Posted in Industry December 31, 2019
Australia Renews Fight Against Illegal Gambling
Authorities in Australia are intensifying their efforts to crack down on illegal gambling operators. The Australian Communications and Media Authority (ACMA) is leading a renewed campaign against online casinos and gambling platforms that are not properly authorized or licensed. The ACMA is collaborating with local internet service providers to block access to these unauthorized sites.
These measures were recommended in a comprehensive review of the Australian online gaming industry conducted in 2015 by Barry O’Farrell, the former premier of New South Wales. The goal is to address the loopholes in the Interactive Gambling Act of 2001. Prior to the review, offshore online casinos were able to evade existing laws and target Australian players. Following the review and the subsequent amendment of the gambling law in August 2017, Australian players were prohibited from accessing these services. However, unlicensed operators found ways to continue promoting their businesses, leading to the growth of the black market. It is estimated that Australian players spend around A$400 million on illegal and unlicensed gambling platforms, resulting in a loss of A$100 million in tax revenues.
Key Points of the New Measures
The new policy empowers the ACMA to investigate unlicensed operators and refer cases to internet service providers for action. Australian Communications Minister Paul Fletcher stated that the aim is to protect players from misleading and confusing promotional campaigns by unlicensed online casinos. Since these websites are not authorized, players have no legal recourse or protection if they encounter issues with accessing or retrieving their money.

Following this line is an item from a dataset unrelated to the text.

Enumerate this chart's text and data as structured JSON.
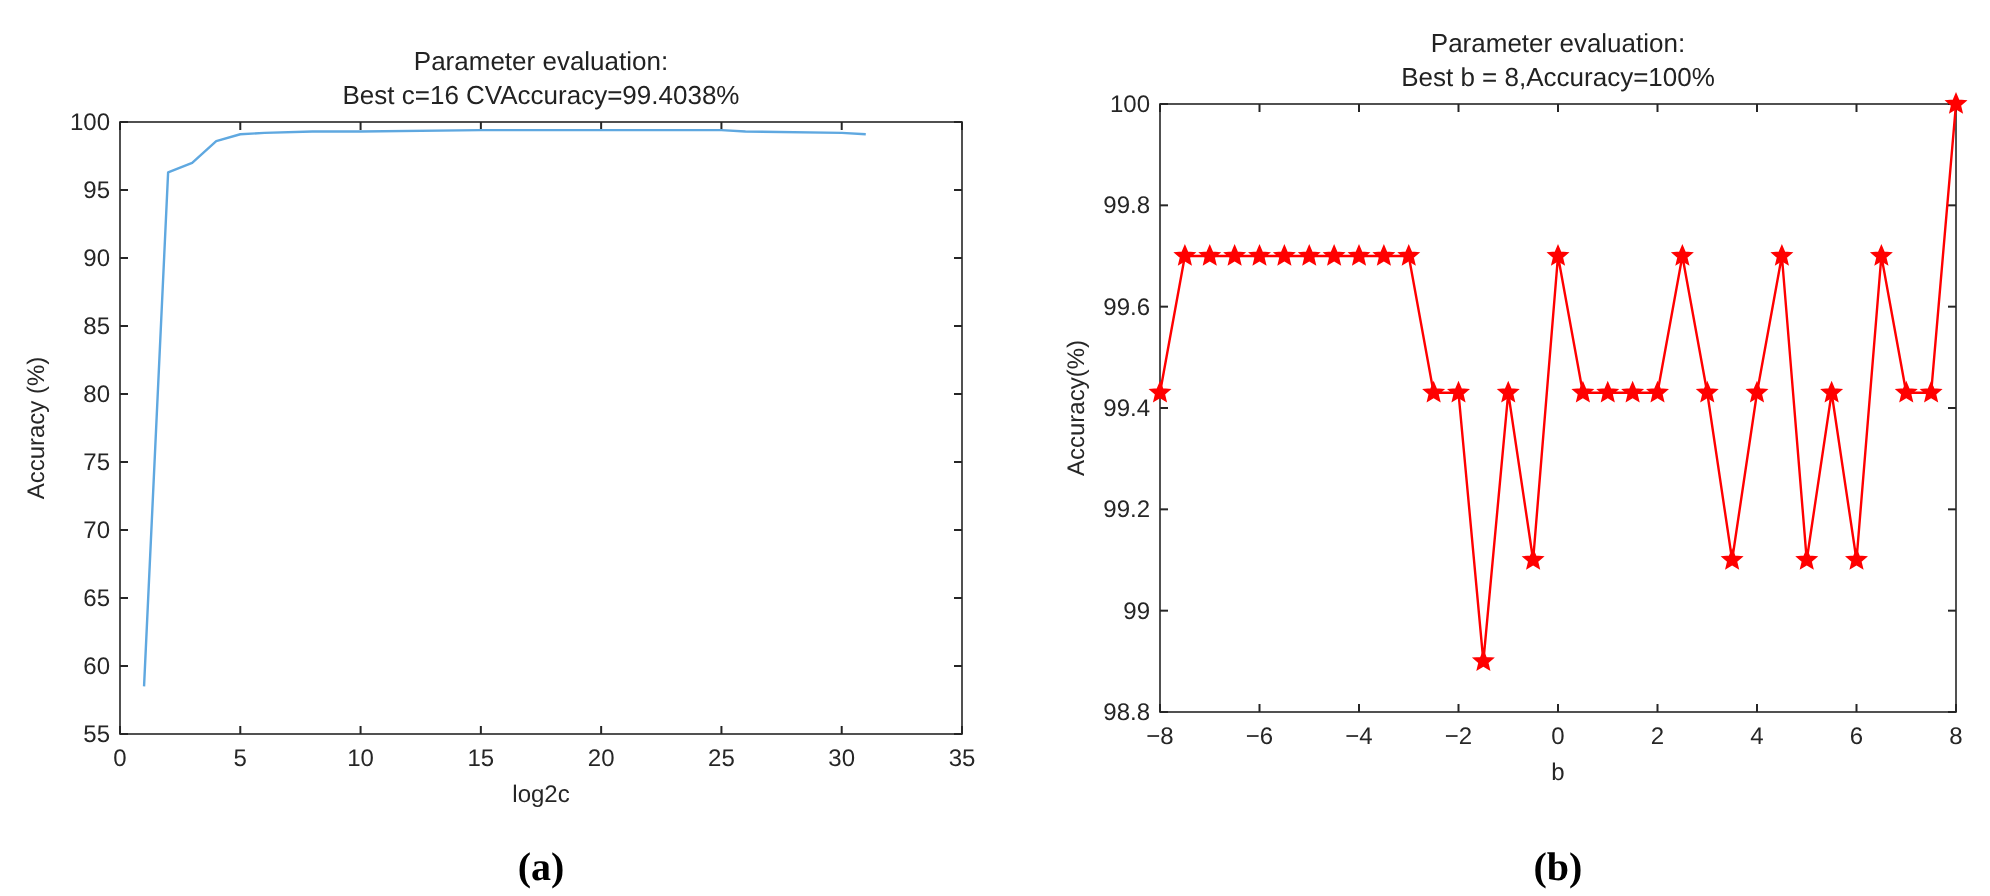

Fletcher acknowledged that the ACMA faced challenges in the past when dealing with faceless offshore companies without physical offices in Australia. Working with internet service providers to block access provides a practical solution to the problem. ACMA chair Nerida O’Loughlin emphasized that this new measure strengthens their campaign against black market operations. The ACMA is actively monitoring the industry and reviewing customer complaints. It expects the list of blocked casinos to expand as investigations continue. Gambling platforms that use Australian symbols and imagery will be prioritized for investigation and potential blocking if found to be illegal or unlicensed.